There are two interesting metrics connected to each entry, where only the first one is supported by Dzone:

  • Quality of the entry (aka popularity)
  • Relevancy of the entry to me

Quality is determined by user votes which works reasonably well for Dzone. I have seen little abuse, but as in many Web 2.0 sites (see MusicBrainz, for example), there is little incentive to vote. Typically, there is a dedicated minority of users who contribute most of the votes. You often try to create incentive by building karma systems ("top voters of the week" etc.). Sometimes this works, most of the time it doesn't.

The second metric, relevancy, is more interesting. It is a completely subjective measure and thus doesn't work well with the "wisdom of the crowd" approach. To get around this, some link sharing sites build focused sub-communities ("programming", "politics", "cat pictures"). This is mostly a workaround though. What you really want is personalization: I expect the system to present entries that match my interests and are thus relevant to me.

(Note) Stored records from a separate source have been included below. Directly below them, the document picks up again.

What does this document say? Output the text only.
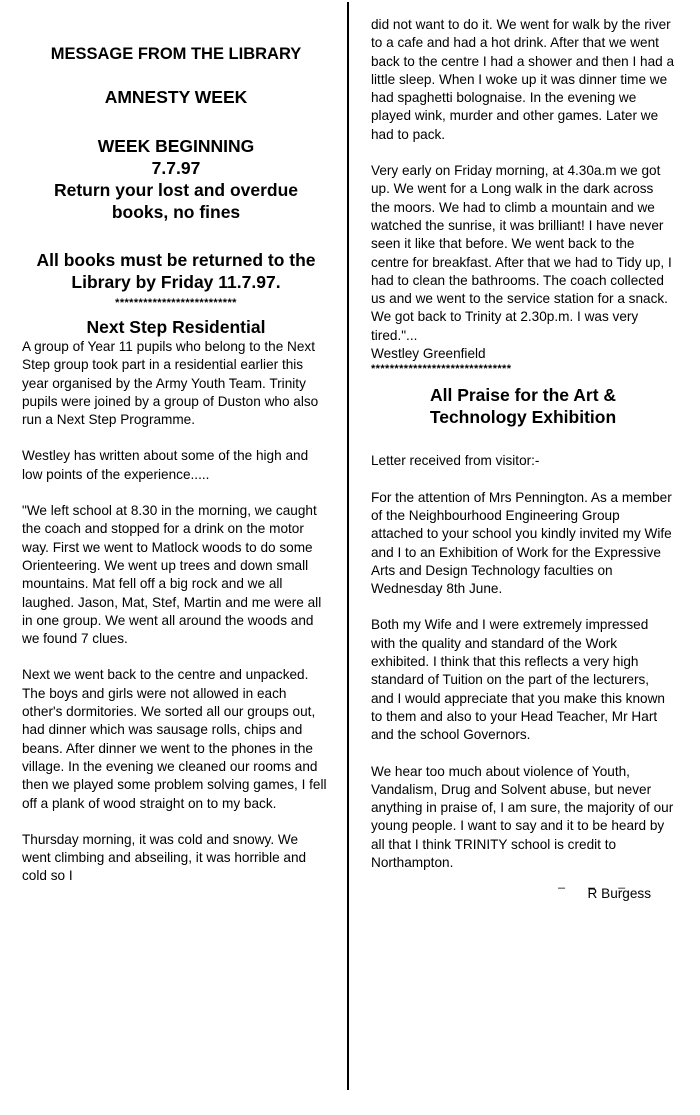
MESSAGE FROM THE LIBRARY

AMNESTY WEEK

WEEK BEGINNING

7.7.97

Return your lost and overdue books, no fines

All books must be returned to the Library by Friday 11.7.97.

**************************

Next Step Residential

A group of Year 11 pupils who belong to the Next Step group took part in a residential earlier this year organised by the Army Youth Team. Trinity pupils were joined by a group of Duston who also run a Next Step Programme.

Westley has written about some of the high and low points of the experience.....

"We left school at 8.30 in the morning, we caught the coach and stopped for a drink on the motor way. First we went to Matlock woods to do some Orienteering. We went up trees and down small mountains. Mat fell off a big rock and we all laughed. Jason, Mat, Stef, Martin and me were all in one group. We went all around the woods and we found 7 clues.

Next we went back to the centre and unpacked. The boys and girls were not allowed in each other's dormitories. We sorted all our groups out, had dinner which was sausage rolls, chips and beans. After dinner we went to the phones in the village. In the evening we cleaned our rooms and then we played some problem solving games, I fell off a plank of wood straight on to my back.

Thursday morning, it was cold and snowy. We went climbing and abseiling, it was horrible and cold so I

did not want to do it. We went for walk by the river to a cafe and had a hot drink. After that we went back to the centre I had a shower and then I had a little sleep. When I woke up it was dinner time we had spaghetti bolognaise. In the evening we played wink, murder and other games. Later we had to pack.

Very early on Friday morning, at 4.30a.m we got up. We went for a Long walk in the dark across the moors. We had to climb a mountain and we watched the sunrise, it was brilliant! I have never seen it like that before. We went back to the centre for breakfast. After that we had to Tidy up, I had to clean the bathrooms. The coach collected us and we went to the service station for a snack. We got back to Trinity at 2.30p.m. I was very tired."...

Westley Greenfield

******************************

All Praise for the Art &

Technology Exhibition

Letter received from visitor:-

For the attention of Mrs Pennington. As a member of the Neighbourhood Engineering Group attached to your school you kindly invited my Wife and I to an Exhibition of Work for the Expressive Arts and Design Technology faculties on Wednesday 8th June.

Both my Wife and I were extremely impressed with the quality and standard of the Work exhibited. I think that this reflects a very high standard of Tuition on the part of the lecturers, and I would appreciate that you make this known to them and also to your Head Teacher, Mr Hart and the school Governors.

We hear too much about violence of Youth, Vandalism, Drug and Solvent abuse, but never anything in praise of, I am sure, the majority of our young people. I want to say and it to be heard by all that I think TRINITY school is credit to Northampton.

_ _ _

R Burgess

In Dzone, you can subscribe to tag feeds ("java", "web design", etc.), but if you subscribe to multiple feeds you end up with duplicates because one entry may be present on more than one feed. Dzone currently doesn't offer aggregated feeds based on user-selected tags. Because of this I'm using Yahoo! Pipes to filter the front page feed. This leaves me with ca. 40% of the original stories from which more than half are still irrelevant.

While user-defined feeds would be a big step forward, there is only one real solution: The system has to learn from my actions (clicks and votes) and present only those entries that are interesting to me personally. A system like this is called a Recommender System. Basically, there are content-based recommender systems that select entries (called items in the literature) based on my user profile and properties of the entries. And there are collaborative filtering systems that recommend items based on what users with a similar profile found interesting. Recommender systems is an active research topic. See this survey paper for a good overview.

While collaborative filtering is more difficult to scale and doesn't handle item churn well (see the Google News paper for details), content-based recommenders are a lot easier to scale. However, content-based schemes often suffer from over-specialization and can be more difficult to implement.

Recommender systems have been in use on the web for more than a decade, so it's surprising that none of the popular link sharing services has implemented personalization features yet. The first service to offer this would likely have an advantage over its competitors. My time and attention is limited, so the other services would quickly become irrelevant. At least to me.